The agreement also stipulates that the transitional government would have to be one formed under “mutual consent” of both the Assad regime and the opposition, and calls for an immediate cease fire.
Syria’s opposition forces have called the agreement a waste of time.
Read the United Nations announcement on the agreement.
Also unclear is how the government or international organizations will handle human rights abuses, which the United Nations reports have been increasing in recent weeks.
Patrick McDonnell of the Los Angeles Times says the odds of the plan’s success are in doubt, noting, “Why the cease-fire, troop pullbacks and other provisions of the 3-month-old peace deal should fall into place now after being ignored by both sides was unclear.”

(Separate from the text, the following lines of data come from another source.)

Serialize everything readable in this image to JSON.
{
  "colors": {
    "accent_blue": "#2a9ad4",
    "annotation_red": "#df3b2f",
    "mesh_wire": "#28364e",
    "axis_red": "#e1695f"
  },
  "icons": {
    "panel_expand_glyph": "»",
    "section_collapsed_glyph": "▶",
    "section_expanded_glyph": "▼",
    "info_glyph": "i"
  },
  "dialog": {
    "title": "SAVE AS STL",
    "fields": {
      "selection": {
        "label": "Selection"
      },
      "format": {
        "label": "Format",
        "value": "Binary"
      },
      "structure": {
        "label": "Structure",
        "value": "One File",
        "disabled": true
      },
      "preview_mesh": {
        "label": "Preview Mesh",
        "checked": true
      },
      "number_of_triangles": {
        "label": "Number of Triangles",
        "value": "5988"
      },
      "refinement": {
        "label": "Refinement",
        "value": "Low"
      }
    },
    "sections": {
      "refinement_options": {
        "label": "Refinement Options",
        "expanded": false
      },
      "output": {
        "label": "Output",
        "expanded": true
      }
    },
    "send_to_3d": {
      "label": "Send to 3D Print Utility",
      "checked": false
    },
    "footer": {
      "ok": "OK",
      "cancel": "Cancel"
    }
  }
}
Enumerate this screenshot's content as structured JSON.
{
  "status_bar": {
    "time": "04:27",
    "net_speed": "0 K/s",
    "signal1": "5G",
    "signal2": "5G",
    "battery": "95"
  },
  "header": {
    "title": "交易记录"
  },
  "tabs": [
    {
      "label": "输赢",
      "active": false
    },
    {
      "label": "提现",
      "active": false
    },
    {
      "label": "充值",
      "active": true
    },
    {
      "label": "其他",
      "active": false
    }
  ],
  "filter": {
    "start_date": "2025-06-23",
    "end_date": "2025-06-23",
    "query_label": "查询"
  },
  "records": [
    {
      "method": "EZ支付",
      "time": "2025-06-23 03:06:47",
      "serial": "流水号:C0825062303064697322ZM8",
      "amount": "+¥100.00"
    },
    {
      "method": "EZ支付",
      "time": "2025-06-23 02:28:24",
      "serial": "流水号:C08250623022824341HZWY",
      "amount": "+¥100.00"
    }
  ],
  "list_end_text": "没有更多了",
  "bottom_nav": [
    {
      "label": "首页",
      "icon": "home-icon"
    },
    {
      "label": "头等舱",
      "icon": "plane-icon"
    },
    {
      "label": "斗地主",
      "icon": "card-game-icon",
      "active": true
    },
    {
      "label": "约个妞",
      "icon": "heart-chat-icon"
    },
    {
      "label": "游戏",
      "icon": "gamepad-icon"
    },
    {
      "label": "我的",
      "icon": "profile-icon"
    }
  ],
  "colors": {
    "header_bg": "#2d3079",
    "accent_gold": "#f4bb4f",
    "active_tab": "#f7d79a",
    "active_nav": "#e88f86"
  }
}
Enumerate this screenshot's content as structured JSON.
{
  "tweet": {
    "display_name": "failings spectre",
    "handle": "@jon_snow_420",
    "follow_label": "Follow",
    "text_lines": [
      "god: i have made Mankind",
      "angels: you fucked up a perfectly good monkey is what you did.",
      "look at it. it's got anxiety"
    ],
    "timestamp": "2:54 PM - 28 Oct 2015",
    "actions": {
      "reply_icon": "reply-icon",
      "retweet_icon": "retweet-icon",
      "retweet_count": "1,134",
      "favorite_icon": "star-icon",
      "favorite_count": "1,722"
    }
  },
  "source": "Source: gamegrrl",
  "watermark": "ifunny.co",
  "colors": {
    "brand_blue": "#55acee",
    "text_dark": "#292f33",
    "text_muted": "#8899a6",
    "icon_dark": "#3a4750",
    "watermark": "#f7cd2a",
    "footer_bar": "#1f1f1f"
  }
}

Foreign Policy’s Elizabeth O’Bagy contends that a disorganized opposition is a net positive.
“Despite their anonymity to international audiences, these leaders are well known inside Syria, are recognized by different opposition groups, and coordinate together to advance their shared goal of toppling President Bashar al-Assad’s regime. They are decentralized out of necessity, to ensure the continuity of the uprising amid Assad’s brutal crackdown,” she writes.